Late last year the U.S. Preventive Services Task Force released a report that significantly changed the breast cancer screening guidelines for women. They raised the age where mammograms are recommended from 40 to 50. This set off a firestorm in the country and perhaps rightly so as a significant number of cancers are found via mammograms in women between 40 and 50. The report remained in the national spotlight for several weeks and the task force was brought before Congress to testify as to what the report really meant. Furthermore, since this recommendation was published in the middle of the health care debate, many wondered if the motivation was a cost saving move, implying the science was not as conclusive as the financing. Finally amid all this controversy the task force revised its recommendation to more clearly state that women should consult with their doctors and follow their doctor’s guidelines.
This article is one in a series of articles that asks whether a data graphic would have altered the course of a recent news story. Actual data was not collected for this particular article (though a future article may show actual data) in part to allow us to focus on the issue of how the story would have changed with a good data graphic. Indeed without a data graphic many woman and insurance companies may have thought the recommendations meant that mammograms were 0% effective for women under 50 and 100% effective for women over 50. Subsequent interviews with the task force members made it clear that’s not what they meant, but words alone are weak tools at conveying the proper meaning here.
The graph above charts a hypothetical “effectiveness” factor for mammograms by age. Effectiveness is intentionally vague here, a real chart would undoubtedly blend many complicated factors together to get a single “effectiveness” number. Those factors might include the rate of false positives, risks and inconvenience from unnecessary biopsies, risks from unnecessary x-ray exposure and etc. But let’s assume the task force could have created a graphic like the one above as part of their recommendation. The task force might also have agreed to a “cut-off” value ahead of time, e.g. an effectiveness of greater than 50% would be recommended and one of less than 50% would not be recommended. This isn’t unusual, doctors have similar guidelines for other tests. Amniocentesis testing for example. The risk of miscarriage from an amniocentesis test is between 1 in 200 and 1 in 400, similarly for mothers between the ages of 34 and 36 the risk of having a downs syndrome child is between 1 in 200 and 1 in 400. Consequently the guidelines are for women to be tested when they’re 35, approximately where these 2 risk factors are equal. Similarly drawing a mammography effectiveness line at 50% is entirely plausible.

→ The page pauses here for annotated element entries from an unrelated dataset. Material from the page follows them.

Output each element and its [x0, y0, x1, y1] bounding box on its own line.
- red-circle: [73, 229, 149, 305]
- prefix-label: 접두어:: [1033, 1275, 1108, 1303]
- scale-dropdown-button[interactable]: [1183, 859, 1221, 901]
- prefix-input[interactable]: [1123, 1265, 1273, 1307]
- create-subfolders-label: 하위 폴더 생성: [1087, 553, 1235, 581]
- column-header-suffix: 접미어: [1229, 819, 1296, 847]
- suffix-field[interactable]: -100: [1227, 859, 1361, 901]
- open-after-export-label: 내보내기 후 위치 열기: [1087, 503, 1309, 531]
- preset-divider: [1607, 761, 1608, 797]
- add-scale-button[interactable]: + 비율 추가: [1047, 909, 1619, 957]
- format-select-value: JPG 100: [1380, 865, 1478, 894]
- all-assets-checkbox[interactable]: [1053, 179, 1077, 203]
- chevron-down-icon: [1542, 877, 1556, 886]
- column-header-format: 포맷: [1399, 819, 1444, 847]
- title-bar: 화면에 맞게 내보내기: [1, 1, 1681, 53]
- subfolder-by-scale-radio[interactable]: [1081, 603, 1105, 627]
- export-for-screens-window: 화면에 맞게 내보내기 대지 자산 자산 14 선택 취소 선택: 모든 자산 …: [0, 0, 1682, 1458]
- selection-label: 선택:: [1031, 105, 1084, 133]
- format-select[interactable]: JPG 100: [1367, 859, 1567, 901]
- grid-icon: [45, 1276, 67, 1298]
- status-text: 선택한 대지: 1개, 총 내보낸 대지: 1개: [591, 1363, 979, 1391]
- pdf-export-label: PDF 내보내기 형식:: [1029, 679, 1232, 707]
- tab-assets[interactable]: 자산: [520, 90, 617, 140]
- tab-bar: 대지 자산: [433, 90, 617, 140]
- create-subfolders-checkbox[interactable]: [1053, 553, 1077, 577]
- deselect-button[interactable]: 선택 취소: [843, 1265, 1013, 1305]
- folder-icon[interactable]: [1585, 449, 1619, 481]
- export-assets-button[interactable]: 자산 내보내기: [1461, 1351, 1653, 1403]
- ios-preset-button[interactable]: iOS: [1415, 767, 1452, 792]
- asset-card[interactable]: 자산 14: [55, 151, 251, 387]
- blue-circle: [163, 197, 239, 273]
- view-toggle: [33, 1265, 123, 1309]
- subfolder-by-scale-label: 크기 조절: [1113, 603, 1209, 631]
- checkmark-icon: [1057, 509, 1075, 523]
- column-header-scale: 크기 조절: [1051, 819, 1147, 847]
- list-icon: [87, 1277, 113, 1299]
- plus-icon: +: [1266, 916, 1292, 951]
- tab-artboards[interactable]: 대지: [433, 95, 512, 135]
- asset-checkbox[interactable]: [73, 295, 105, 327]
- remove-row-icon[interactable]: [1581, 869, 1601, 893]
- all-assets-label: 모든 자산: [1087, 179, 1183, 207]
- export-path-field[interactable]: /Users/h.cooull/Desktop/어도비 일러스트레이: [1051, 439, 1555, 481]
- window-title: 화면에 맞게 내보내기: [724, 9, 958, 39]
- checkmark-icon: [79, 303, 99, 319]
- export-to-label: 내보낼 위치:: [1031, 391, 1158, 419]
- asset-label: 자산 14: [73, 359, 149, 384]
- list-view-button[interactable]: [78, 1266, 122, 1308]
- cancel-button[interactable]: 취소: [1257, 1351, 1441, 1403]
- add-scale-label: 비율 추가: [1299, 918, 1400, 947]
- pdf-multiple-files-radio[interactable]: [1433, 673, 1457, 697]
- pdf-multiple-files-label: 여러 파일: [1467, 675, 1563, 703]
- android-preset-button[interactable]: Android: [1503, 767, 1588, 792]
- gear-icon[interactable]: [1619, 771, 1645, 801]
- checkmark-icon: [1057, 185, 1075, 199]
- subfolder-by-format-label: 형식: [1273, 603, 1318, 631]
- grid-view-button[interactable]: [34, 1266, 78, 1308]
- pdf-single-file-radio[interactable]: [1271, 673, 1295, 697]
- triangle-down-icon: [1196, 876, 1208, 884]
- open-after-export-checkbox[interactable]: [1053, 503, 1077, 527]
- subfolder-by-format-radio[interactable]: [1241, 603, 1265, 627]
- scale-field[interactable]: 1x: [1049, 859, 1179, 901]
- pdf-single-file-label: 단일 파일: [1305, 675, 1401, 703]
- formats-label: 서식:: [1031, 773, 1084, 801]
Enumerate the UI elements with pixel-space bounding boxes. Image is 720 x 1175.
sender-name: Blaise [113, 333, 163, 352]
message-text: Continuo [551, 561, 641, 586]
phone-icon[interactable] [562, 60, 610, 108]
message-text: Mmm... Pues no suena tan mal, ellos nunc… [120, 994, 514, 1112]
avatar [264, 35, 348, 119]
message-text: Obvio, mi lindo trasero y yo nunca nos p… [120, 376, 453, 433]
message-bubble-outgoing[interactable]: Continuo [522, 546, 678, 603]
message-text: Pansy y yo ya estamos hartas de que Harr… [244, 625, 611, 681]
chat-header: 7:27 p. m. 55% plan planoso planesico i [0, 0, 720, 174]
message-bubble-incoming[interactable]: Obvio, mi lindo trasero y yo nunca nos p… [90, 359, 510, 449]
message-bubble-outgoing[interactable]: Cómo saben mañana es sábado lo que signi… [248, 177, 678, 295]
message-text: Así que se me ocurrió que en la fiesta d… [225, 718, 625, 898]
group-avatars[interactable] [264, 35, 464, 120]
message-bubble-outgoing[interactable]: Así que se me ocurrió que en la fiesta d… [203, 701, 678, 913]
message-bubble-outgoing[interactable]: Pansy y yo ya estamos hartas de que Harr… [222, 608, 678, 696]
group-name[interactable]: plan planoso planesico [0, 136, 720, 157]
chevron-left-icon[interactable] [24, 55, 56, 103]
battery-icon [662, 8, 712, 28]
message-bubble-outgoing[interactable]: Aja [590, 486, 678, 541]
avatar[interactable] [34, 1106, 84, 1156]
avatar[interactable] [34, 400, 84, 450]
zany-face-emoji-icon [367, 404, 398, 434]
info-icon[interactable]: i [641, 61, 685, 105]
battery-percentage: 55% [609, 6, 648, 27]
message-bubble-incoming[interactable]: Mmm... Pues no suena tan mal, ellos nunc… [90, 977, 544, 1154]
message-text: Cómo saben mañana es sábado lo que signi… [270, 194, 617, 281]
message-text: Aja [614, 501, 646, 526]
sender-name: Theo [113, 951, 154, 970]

The hypothetical chart above shows that mammograms are clearly not the optimal screening method for women under 40. The ‘effectiveness’ ranking is below 50. Similarly it clearly shows that for women over 50 mammograms clearly are effective. But this middle ground between 40 and 50 is tricky to describe. Technically it too falls under the threshold, but only just. If you were on the task force and saw this graph in your mind’s eye and were forced to explain your recommendation in words alone, how would you do it?
Once you include a graph the question naturally turns to other graphs. The graph above is for the “average” woman. How would the graph look for women with a family history of breast cancer? How would it look for women with no risk factors? The graph below shows these possibilities. In this case women over 40 with a family history are shown above the 50% line and women over 40 with no risk factors are clearly below the 50% line.
If the Task Force’s report were issued with (actual versions of) these graphs (and if the news media carried them) the weeks long national firestorm that accompanied the announcement could have been minimized.